Alaïa Summer Fall 25: When Fashion Becomes Cinema

Fashion
September 2, 2025

Now reading: Alaïa Summer Fall 25: When Fashion Becomes Cinema

Paris, black and white, a shoreline stripped bare. Alaïa’s Summer Fall 25 campaign is a film broken into stills, a story captured mid-movement.

Shot entirely outdoors on the raw northern coasts of France, this is the first time the Maison takes its imagery fully into nature, and the result is hauntingly powerful.

Creative director Pieter Mulier, in collaboration with photographer Tyrone Lebon and filmmaker Frank Lebon, crafts a narrative that feels as much about cinema as it does about clothing. The campaign unfolds like fragments of a novel—each frame a chapter, each look a character.

Models Loli Bahia and Nastassia Legrand embody the Alaïa woman with magnetic presence: pure, powerful, raw.

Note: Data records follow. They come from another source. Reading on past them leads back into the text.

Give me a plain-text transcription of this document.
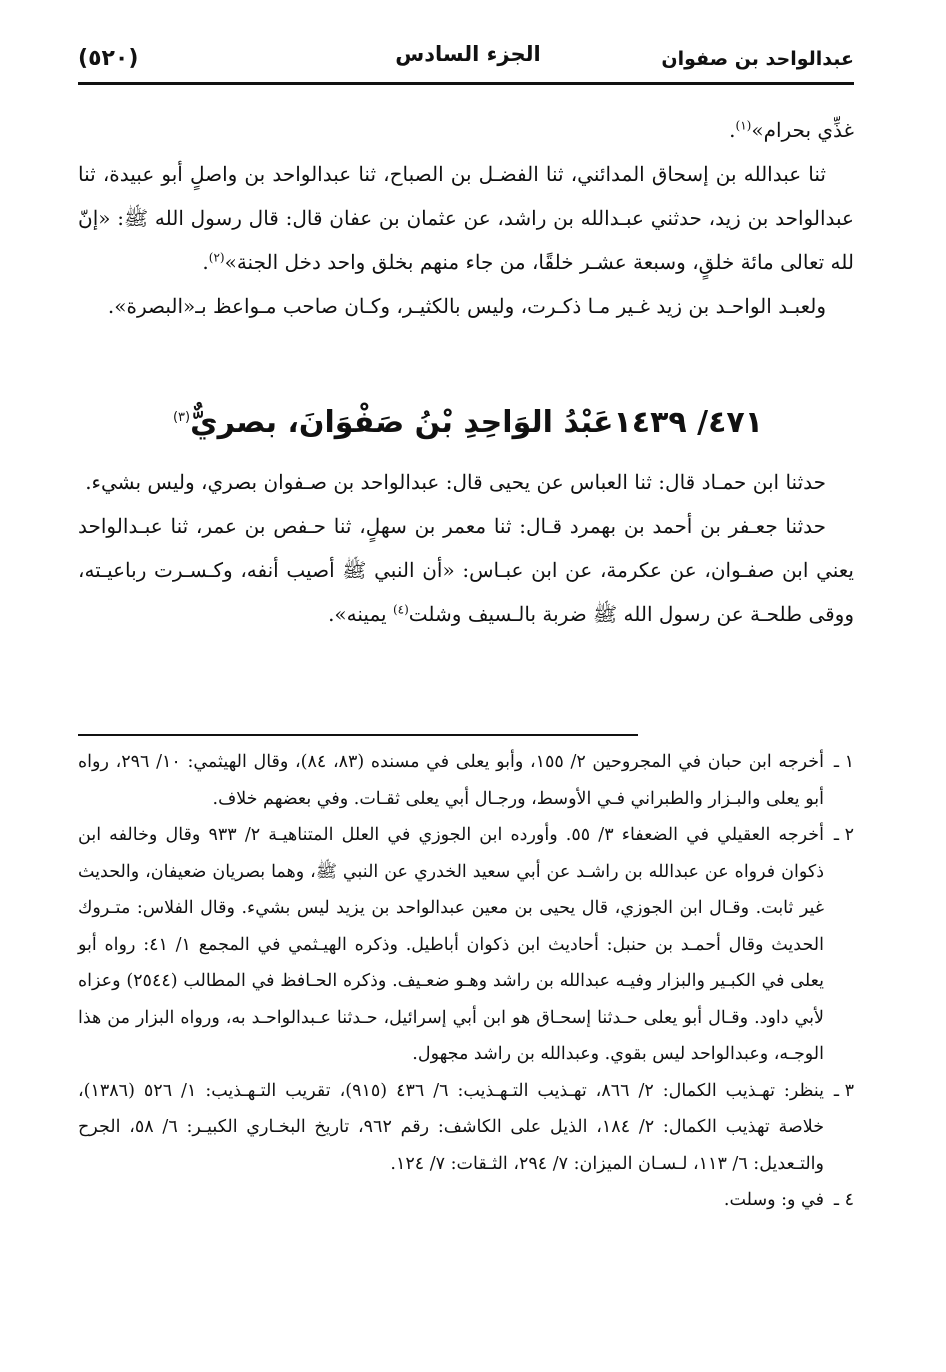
(٥٢٠)	الجزء السادس	عبدالواحد بن صفوان

غذِّي بحرام»$^{(١)}$.

ثنا عبدالله بن إسحاق المدائني، ثنا الفضـل بن الصباح، ثنا عبدالواحد بن واصلٍ أبو عبيدة، ثنا عبدالواحد بن زيد، حدثني عبـدالله بن راشد، عن عثمان بن عفان قال: قال رسول الله ﷺ: «إنّ لله تعالى مائة خلقٍ، وسبعة عشـر خلقًا، من جاء منهم بخلق واحد دخل الجنة»$^{(٢)}$.

ولعبـد الواحـد بن زيد غـير مـا ذكـرت، وليس بالكثيـر، وكـان صاحب مـواعظ بـ«البصرة».

٤٧١/ ١٤٣٩عَبْدُ الوَاحِدِ بْنُ صَفْوَانَ، بصريٌّ$^{(٣)}$

حدثنا ابن حمـاد قال: ثنا العباس عن يحيى قال: عبدالواحد بن صـفوان بصري، وليس بشيء.

حدثنا جعـفر بن أحمد بن بهمرد قـال: ثنا معمر بن سهلٍ، ثنا حـفص بن عمر، ثنا عبـدالواحد يعني ابن صفـوان، عن عكرمة، عن ابن عبـاس: «أن النبي ﷺ أصيب أنفه، وكـسـرت رباعيـته، ووقى طلحـة عن رسول الله ﷺ ضربة بالـسيف وشلت$^{(٤)}$ يمينه».

١ ـ
أخرجه ابن حبان في المجروحين ٢/ ١٥٥، وأبو يعلى في مسنده (٨٣، ٨٤)، وقال الهيثمي: ١٠/ ٢٩٦، رواه أبو يعلى والبـزار والطبراني فـي الأوسط، ورجـال أبي يعلى ثقـات. وفي بعضهم خلاف.
٢ ـ
أخرجه العقيلي في الضعفاء ٣/ ٥٥. وأورده ابن الجوزي في العلل المتناهيـة ٢/ ٩٣٣ وقال وخالفه ابن ذكوان فرواه عن عبدالله بن راشـد عن أبي سعيد الخدري عن النبي ﷺ، وهما بصريان ضعيفان، والحديث غير ثابت. وقـال ابن الجوزي، قال يحيى بن معين عبدالواحد بن يزيد ليس بشيء. وقال الفلاس: متـروك الحديث وقال أحمـد بن حنبل: أحاديث ابن ذكوان أباطيل. وذكره الهيـثمي في المجمع ١/ ٤١: رواه أبو يعلى في الكبـير والبزار وفيـه عبدالله بن راشد وهـو ضعـيف. وذكره الحـافظ في المطالب (٢٥٤٤) وعزاه لأبي داود. وقـال أبو يعلى حـدثنا إسحـاق هو ابن أبي إسرائيل، حـدثنا عـبدالواحـد به، ورواه البزار من هذا الوجـه، وعبدالواحد ليس بقوي. وعبدالله بن راشد مجهول.
٣ ـ
ينظر: تهـذيب الكمال: ٢/ ٨٦٦، تهـذيب التـهـذيب: ٦/ ٤٣٦ (٩١٥)، تقريب التـهـذيب: ١/ ٥٢٦ (١٣٨٦)، خلاصة تهذيب الكمال: ٢/ ١٨٤، الذيل على الكاشف: رقم ٩٦٢، تاريخ البخـاري الكبيـر: ٦/ ٥٨، الجرح والتـعديل: ٦/ ١١٣، لـسـان الميزان: ٧/ ٢٩٤، الثـقات: ٧/ ١٢٤.
٤ ـ
في و: وسلت.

At once timeless and contemporary, their hooded silhouettes echo Flemish portraiture while summoning heroines of 19th-century literature and cinematic touchstones from The Piano to Barry Lyndon.

Captured exclusively in black and white, the images rely on stark contrasts—light against shadow, softness against severity, the human figure against vast landscapes. They appear suspended in a geography that is both real and imaginary: Cap Blanc-Nez and Cap Gris-Nez as timeless stages for Alaïa’s visual poetry.

The women do not just inhabit the landscape—they become the landscape, embodying the Maison’s ability to turn body and garment into one uninterrupted gesture.

At its core, this campaign mirrors what Alaïa has always stood for: history reinterpreted, past and present in dialogue, and modern femininity expressed through strength and solitude. The narrative may draw on multiple eras—19th-century heroines, cinematic auteurs, timeless coastlines—but what emerges feels undeniably new.

Profoundly modern, profoundly Alaïa.